I understand the concept of this problem, but need a little help deciphering the algebra
anyway, here goes;
consider a semicircle of radius $a$ given by the equation $$f(x)=\sqrt{a^{2}-x^{2}}$$
The arc length of a curve is given by the relationship $$L=\int^a_{-a}{\sqrt{1+f^{\prime}(x)^{2}}}$$
$$f^{\prime}(x)=\frac{1}{2}(a^{2}-x^{2})^{-1/2}*2x=\frac{x}{\sqrt{a^{2}-x^{2}}}$$
now since a semicircle has a vertical tangent at points $-a$ and $a$ we cant take the whole length of the semicircle, Instead we can draw a right triangle from the origin to a point on the curve, where the adjacent side of the triangle is $\frac{a}{\sqrt{2}}$ and the hypotenuse of the triangle is 1/8th of a full circle or 1/4 of the semicirle
Question 1: Why does this work, how did my textbook realize that the adjacent side of the triangle is $\frac{a}{\sqrt{2}}$, and how do they know this will be 1/8 of the full circle?
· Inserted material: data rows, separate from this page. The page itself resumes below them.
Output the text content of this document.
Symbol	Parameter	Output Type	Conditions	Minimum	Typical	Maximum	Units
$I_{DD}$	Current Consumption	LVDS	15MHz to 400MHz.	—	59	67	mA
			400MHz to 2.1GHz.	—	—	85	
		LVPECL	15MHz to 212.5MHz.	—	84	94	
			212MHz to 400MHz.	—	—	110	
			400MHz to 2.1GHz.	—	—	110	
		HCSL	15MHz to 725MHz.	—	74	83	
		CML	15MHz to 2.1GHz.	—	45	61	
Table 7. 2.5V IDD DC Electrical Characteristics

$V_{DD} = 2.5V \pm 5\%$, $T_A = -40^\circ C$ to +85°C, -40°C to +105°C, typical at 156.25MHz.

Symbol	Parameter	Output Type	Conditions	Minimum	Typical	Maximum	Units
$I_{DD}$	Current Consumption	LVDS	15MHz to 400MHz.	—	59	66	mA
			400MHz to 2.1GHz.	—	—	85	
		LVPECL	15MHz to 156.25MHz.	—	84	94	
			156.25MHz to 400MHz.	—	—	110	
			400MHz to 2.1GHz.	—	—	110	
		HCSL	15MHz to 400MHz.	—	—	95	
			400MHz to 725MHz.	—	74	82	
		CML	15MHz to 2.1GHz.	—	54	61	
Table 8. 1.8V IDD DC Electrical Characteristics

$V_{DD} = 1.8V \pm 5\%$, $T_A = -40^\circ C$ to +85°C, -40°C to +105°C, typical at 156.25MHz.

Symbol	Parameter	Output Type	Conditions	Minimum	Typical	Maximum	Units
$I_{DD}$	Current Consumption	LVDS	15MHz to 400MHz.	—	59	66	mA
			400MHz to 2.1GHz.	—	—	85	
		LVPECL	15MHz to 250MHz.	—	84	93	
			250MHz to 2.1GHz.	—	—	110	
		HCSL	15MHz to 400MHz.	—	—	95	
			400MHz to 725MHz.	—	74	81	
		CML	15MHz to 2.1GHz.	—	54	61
anyway therefore 1/4 of the arc length of the semicircle is; $$\frac{1}{4}L=\int_0^{\frac{a}{\sqrt{2}}}\sqrt{1+\bigg(\frac{x}{\sqrt{a^{2}-x^{2}}}\bigg)^{2}}dx$$
$$L=4\int_0^{\frac{a}{\sqrt{2}}}\sqrt{1+\frac{x^2}{a^{2}-x^{2}}}dx$$
finding the common denominator
$$=4\int_0^{\frac{a}{\sqrt{2}}}\sqrt{\frac{a^2-x^2+x^2}{a^{2}-x^{2}}}dx=4\int_0^{\frac{a}{\sqrt{2}}}\frac{a}{\sqrt{a^2-x^2}}dx$$
Thus the length of the curve of a semicircle is
$$=4a\int_0^{\frac{a}{\sqrt{2}}}\frac{dx}{\sqrt{a^2-x^2}}$$
$$=4a\bigg(sin^{-1}\frac{x}{a}\bigg)^{a/\sqrt{2}}_0$$
$$=\pi*a$$
So my confusion remains about the limits of integration, what did the authors use to identify that 1/8 of a the length of a semicircle of radius a is from x=0 to $x=\frac{a}{\sqrt{2}}$?
See this graphic:
So, in this picture, if the opposite of the triangle is $\frac{a}{\sqrt{2}}$, then $\theta$ would be equal to $\frac{\pi}{4}$ (because it is a $1,1,\sqrt{2}$ right triangle). By definition, the arc that corresponds to $\theta = \frac{\pi}{4} $ has a length equal to $\frac{1}{8}$ of a full circle. ($\frac{ \pi / 4 }{2 \pi} = \frac{1}{8}$)
Then, the complementary angle of $\theta$, $\phi$ would also be equal to $ \frac{\pi}{4} $, and its corresponding arc would also have a length equal to $\frac{1}{8}$ of a full circle. That arc, highlighted in red, corresponds to $x$ values from $0$ to $\frac{a}{\sqrt{2}}$ in the graph.